C ya, C-Tran?
There was an unusually empty chair at Tuesday’s C-Tran board meeting. Arriving after an hourlong executive session, I shuffled into the library’s meeting room and did not see David Madore’s smiling face.
Strange, I thought, considering Madore was the biggest proponent of the boundary expansion conference, and continuing those boundary talks was yet again on the agenda.
Then came the announcement: “Let the record show Mr. Madore left at 5:47 p.m.,” just a dozen minutes into C-Tran’s executive session. Then, as roll call was taken a bit after 6:30, no one offered to excuse Madore’s absence.
Whatever happened or was said in executive session will stay between the men and women in that room under state law. (Other than the fact it led to a $13,000 raise for C-Tran CEO Jeff Hamm.) For all we know the county councilor had to rush out after realizing that the East County Bridge is just three years and one month away, and he had some work to do on that.
Madore, during Board Time on Wednesday, said he just had to be somewhere else.
“I had to actually step out of that meeting because I had commitments here at the county I needed to do instead,” he said. “There wasn’t enough hours in the day.”

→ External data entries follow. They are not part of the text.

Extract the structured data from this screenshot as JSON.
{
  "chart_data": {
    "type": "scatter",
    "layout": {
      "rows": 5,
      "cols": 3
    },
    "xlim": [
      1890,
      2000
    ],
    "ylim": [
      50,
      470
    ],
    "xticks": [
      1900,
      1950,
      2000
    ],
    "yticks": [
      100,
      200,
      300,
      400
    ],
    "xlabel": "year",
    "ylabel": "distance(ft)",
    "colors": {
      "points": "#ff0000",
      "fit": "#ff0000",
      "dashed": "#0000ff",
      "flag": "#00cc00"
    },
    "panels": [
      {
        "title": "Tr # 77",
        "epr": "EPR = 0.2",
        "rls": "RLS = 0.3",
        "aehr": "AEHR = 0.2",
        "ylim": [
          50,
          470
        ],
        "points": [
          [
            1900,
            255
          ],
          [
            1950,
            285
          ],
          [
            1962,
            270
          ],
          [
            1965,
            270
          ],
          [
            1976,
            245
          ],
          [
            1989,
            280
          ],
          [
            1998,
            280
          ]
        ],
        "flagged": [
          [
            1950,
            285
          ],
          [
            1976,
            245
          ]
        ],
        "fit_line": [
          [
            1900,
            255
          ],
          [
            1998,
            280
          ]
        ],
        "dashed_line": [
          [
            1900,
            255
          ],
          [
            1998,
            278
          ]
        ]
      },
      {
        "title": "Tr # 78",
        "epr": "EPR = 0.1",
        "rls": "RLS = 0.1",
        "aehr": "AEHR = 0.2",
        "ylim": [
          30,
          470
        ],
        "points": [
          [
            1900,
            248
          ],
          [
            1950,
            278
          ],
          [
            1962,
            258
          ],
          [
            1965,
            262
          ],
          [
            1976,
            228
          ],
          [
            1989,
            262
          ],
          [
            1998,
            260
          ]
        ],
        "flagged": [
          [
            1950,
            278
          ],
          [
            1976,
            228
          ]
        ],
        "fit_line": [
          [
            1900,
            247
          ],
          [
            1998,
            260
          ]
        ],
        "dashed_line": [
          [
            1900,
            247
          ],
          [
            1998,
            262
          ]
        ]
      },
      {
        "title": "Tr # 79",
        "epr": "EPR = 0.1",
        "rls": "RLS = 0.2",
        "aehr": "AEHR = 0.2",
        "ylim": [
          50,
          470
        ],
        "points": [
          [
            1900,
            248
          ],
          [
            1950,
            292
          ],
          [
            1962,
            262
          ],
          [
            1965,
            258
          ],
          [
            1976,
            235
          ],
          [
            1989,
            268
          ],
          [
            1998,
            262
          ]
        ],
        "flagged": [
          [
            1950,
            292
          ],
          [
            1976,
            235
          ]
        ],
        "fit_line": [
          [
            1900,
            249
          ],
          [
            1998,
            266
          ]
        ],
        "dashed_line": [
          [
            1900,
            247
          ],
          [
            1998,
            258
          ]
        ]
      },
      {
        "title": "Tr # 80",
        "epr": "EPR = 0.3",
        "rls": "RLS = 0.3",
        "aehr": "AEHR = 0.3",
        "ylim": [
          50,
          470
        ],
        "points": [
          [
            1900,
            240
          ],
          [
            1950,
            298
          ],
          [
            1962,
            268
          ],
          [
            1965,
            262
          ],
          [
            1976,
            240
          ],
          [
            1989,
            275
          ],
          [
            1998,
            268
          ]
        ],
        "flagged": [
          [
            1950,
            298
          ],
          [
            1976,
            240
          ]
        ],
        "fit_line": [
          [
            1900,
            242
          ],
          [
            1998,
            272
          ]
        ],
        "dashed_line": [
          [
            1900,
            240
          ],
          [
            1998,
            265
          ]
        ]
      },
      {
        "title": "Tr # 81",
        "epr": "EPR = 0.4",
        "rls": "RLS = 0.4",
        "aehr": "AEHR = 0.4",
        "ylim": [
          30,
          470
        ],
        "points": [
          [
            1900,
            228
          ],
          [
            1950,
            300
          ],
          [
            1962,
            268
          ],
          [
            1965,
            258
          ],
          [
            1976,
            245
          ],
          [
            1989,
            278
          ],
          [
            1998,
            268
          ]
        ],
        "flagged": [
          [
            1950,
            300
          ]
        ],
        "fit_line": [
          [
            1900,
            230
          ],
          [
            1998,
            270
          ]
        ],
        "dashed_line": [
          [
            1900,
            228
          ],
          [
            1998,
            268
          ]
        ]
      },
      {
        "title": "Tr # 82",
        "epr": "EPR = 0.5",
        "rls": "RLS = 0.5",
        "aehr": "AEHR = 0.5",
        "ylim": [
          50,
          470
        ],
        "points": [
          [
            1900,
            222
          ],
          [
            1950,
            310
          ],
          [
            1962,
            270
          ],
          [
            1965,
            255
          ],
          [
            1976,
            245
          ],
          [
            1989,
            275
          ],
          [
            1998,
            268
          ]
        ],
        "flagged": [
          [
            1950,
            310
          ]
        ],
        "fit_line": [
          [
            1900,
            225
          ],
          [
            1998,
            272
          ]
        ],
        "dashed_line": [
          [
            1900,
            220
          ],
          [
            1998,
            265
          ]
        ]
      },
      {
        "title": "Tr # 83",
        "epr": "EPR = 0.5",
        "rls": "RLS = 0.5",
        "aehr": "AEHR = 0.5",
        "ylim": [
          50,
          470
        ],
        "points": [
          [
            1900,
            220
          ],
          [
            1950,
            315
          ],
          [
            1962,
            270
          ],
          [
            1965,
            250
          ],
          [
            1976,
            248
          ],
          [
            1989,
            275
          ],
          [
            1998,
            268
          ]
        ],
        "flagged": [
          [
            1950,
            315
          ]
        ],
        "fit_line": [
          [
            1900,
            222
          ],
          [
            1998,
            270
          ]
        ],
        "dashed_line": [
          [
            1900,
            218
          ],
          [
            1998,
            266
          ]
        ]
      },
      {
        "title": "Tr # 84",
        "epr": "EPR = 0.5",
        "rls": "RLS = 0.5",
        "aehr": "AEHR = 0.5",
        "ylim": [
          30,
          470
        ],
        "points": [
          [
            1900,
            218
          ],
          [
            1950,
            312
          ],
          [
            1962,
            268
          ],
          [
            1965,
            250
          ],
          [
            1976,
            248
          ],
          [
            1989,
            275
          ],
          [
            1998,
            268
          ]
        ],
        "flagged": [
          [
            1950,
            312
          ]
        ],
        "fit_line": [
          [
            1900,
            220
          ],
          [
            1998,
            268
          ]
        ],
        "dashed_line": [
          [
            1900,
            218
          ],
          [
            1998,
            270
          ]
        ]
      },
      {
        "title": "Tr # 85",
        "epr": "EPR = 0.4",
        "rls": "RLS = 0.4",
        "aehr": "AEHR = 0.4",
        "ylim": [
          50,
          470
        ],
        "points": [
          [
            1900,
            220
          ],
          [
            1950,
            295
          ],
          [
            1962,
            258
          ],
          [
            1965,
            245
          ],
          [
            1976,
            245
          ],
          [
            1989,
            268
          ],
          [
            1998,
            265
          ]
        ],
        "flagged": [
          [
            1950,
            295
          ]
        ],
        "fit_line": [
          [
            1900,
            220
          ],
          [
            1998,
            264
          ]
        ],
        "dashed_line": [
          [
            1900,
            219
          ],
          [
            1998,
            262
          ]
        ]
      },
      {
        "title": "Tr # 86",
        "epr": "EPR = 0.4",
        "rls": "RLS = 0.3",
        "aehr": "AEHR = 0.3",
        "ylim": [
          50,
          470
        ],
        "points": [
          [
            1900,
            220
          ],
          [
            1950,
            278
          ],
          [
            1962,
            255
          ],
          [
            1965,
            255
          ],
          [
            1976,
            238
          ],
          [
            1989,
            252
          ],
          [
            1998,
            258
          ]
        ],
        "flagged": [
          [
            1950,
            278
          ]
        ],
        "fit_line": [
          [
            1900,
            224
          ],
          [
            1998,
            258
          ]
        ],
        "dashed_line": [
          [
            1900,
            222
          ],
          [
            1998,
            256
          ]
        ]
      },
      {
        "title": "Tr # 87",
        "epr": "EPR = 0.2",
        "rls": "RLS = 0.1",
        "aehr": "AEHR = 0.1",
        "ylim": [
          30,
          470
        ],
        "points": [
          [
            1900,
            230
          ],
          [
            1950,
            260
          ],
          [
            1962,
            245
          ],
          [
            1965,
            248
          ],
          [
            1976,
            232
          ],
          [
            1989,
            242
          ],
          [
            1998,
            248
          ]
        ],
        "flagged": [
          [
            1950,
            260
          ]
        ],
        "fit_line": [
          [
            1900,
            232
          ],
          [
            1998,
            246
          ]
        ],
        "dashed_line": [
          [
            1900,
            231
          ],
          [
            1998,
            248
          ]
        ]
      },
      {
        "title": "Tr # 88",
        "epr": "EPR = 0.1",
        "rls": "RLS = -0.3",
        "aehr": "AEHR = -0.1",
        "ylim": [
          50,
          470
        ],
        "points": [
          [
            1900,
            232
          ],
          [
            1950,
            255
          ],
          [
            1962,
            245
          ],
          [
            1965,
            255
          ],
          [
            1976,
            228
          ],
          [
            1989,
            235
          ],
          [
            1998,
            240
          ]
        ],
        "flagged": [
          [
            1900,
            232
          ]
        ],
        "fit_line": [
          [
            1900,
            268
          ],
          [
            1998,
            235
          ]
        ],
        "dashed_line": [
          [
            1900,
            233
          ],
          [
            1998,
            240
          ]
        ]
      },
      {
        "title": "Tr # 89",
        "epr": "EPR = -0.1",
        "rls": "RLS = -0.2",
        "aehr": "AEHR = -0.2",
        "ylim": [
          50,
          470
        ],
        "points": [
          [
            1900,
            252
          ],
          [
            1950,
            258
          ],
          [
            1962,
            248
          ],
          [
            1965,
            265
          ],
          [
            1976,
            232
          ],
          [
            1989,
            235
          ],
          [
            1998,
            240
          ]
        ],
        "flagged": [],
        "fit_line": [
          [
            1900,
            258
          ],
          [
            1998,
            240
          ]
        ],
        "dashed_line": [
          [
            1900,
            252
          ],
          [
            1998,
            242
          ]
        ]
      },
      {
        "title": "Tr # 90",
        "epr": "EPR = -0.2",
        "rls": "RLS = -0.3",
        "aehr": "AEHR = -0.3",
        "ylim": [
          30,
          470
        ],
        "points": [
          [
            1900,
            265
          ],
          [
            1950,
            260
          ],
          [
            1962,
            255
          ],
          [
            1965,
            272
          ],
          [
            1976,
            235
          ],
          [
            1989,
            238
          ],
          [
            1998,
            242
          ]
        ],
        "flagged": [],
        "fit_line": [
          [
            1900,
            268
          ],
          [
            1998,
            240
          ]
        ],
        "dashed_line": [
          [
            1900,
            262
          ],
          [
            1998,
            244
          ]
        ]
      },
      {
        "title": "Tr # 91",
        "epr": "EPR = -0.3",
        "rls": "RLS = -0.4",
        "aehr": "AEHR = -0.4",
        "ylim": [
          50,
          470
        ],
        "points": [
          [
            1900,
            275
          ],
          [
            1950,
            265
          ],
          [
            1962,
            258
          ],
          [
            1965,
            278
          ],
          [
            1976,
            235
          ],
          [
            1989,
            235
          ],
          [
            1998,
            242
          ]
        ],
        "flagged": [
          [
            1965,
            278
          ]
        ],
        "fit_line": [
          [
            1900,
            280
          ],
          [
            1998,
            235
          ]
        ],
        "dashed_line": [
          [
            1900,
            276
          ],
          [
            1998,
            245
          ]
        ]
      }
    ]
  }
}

He didn’t miss much, as the C-Tran board found ways to complicate a pretty straightforward process — boundary talks, including an elected official from each of the county’s cities, will be wrapped into long-term planning and all the tax and service issues that entails.
Madore had only missed one other meeting this year, in March, and left early in August. But “early” in that case was 8 p.m., not a waste of a car drive. (It’s not a waste if it’s a Tesla, though, is it?)
Was he uninterested in what could be his final meeting with the C-Tran board? Speculate away, I’m not here to do it for you. The new faces of the C-Tran board will meet early in January, and it’s your guess as well as mine whose bodies those faces will belong to.